Addressing Big Societal Challenges with Digital Behavioral Data

Workshop at the 1st European Symposium on Societal Challenges in Computational Social Science (

London, GB
November 15, 2017


Organized by:
Mathieu Génois, GESIS
Julian Kohne, GESIS
Katrin Weller, GESIS
Claudia Wagner, GESIS and University of Koblenz
Markus Strohmaier, University of Aachen and GESIS


Open questions to be discussed include, but are not limited to:

  • Which new sources for Digital Behavioral Data can be used for Computational Social Science research (e.g. wearable sensors, mobile phones, online data)?
  • Which major societal challenges can be studied through the use of Digital Behavioral Data?
  • How can digital traces be combined with traditional surveys or experimental designs?
  • What kind of research infrastructure is needed to maximize the potential of Digital Behavioral Data (education/open access/open data)?
  • Which legal and ethical challenges do we face (e.g. privacy/informed consent)?
  • What are our visions for the future?


Nowadays, numerous aspects of human life are recorded and stored in databases which are increasingly available for researchers. Prominent examples include data on shopping, travel, housing, political expression, dating, finances, or professional work. This ever increasing digitalization of every aspect of modern life has created ample opportunity to use digital traces for studying human behavior and interactions. Interestingly, this new approach has been partly led by researchers outside of the area of social sciences. In the relatively new field of Computational Social Science (CSS), researchers from the Social Sciences, Applied Mathematics, Statistical Physics and Computer Science work together to study classic research questions from the Social Sciences with new kinds of data, tools and methods. These research questions often relate to major societal challenges of the 21st century such as social inequality, discrimination and (political) radicalization. The aim of this workshop is to bring together these communities to discuss how Digital Behavioral Data can be used to study societal challenges and human behavior, how new wearable sensors, apps and personalized web tracking are creating new research questions, how we can integrate Digital Behavioral Data with classic survey or experimental research, which kinds of infrastructural changes would benefit the community, how we should deal with legal and ethical concerns, and which directions are most promising for the future.

Workshop Format

This half-day workshop will take place in the afternoon of November 15, 2017. It will be an interactive workshop, featuring invited experts as panelists and lots of room for discussion.

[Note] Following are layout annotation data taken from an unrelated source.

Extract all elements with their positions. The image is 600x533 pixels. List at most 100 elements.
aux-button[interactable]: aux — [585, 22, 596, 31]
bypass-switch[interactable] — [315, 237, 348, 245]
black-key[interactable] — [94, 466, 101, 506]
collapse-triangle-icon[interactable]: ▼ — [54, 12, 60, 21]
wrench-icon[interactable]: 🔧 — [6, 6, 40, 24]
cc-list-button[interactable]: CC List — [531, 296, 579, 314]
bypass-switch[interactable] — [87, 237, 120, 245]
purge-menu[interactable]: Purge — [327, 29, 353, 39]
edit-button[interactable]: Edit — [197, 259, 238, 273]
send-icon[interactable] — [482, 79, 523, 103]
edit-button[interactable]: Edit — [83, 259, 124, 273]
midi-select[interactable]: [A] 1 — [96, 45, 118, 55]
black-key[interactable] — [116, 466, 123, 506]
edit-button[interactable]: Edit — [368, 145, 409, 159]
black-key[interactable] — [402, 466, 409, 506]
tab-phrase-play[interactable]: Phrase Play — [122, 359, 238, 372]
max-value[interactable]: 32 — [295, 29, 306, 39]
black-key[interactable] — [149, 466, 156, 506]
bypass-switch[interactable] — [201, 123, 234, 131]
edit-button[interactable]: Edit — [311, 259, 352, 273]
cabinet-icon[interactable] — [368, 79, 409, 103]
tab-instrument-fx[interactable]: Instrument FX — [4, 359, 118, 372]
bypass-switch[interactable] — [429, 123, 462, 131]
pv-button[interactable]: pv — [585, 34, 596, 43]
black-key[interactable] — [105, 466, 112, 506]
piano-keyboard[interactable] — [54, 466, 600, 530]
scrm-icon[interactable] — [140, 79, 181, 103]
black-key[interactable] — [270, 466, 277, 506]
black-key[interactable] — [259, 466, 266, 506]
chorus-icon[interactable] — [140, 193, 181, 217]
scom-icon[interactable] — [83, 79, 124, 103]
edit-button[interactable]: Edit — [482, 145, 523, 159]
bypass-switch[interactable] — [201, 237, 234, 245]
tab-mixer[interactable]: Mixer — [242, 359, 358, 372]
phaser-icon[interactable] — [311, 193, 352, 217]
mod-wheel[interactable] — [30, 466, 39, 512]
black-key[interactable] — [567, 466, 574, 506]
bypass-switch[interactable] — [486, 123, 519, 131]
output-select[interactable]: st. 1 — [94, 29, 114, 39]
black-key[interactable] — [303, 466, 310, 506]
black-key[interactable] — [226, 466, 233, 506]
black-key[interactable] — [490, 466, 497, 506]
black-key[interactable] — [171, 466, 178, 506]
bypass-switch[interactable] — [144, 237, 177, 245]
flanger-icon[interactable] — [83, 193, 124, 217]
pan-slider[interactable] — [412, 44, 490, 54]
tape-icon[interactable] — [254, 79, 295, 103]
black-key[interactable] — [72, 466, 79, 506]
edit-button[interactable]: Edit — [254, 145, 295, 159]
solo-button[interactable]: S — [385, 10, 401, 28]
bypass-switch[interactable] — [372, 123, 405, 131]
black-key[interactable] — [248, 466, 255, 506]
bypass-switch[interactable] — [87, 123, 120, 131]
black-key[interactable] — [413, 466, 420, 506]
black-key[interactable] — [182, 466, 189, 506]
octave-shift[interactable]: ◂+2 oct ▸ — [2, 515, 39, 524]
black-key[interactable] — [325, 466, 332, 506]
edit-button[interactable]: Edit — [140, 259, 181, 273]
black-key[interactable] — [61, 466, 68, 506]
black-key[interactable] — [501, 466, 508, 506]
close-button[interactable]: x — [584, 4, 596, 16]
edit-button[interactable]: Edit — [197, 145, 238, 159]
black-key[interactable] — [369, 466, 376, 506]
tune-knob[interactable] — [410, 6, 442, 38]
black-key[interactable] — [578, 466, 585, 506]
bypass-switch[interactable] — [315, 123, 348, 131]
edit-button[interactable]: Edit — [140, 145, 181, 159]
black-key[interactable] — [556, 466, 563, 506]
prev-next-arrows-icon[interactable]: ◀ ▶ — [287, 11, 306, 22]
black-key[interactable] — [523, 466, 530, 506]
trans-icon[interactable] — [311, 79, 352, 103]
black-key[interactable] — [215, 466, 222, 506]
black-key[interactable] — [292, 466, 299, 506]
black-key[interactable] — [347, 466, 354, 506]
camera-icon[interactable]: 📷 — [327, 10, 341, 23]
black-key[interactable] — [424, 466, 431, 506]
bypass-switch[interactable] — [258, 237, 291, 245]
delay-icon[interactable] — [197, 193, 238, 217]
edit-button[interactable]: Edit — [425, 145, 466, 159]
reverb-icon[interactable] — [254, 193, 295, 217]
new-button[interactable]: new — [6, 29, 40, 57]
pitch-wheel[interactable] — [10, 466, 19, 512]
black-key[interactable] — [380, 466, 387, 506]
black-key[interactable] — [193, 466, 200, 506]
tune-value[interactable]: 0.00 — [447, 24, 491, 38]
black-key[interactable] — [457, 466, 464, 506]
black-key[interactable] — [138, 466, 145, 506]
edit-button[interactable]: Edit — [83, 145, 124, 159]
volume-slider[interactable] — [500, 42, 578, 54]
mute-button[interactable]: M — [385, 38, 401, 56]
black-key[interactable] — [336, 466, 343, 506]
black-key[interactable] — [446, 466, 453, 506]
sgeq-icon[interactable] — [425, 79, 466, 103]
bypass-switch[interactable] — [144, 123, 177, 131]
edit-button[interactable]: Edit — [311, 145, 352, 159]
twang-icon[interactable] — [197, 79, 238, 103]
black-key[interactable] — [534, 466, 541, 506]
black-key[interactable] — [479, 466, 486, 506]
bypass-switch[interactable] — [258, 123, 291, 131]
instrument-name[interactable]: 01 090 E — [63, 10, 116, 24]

Invited speakers with expertise in working with different types of Digital Behavioral Data will provide insights into the current state of the art, give examples for recent research results, and explain the technical background and current limitations of technology.

We are addressing an audience of interdisciplinary researchers in the field of CSS. We particularly welcome researchers who are interested in working with new types of Digital Behavioral Data in addition to traditional social science approaches (e.g. surveys). We invite the audience to actively engage in the discussion and to contribute ideas for using different methods to analyze Digital Behavioral Data as well as to voice concerns about their usage.


The workshop will take place in the afternoon on November 15, 2017 at the Alan Turing Institute. The Alan Turing Institute is located at the British Library: 

British Library
96 Euston Rd


Participants for the workshop need to register for the 1st European Symposium on Societal Challenges in Computational Social Science (, and select this workshop in the registration form. Tickets for the workshop/tutorial day + main symposium will be 60 GBP. Tickets for tutorial day only are for free. The number of participants will be limited based on the room capacities.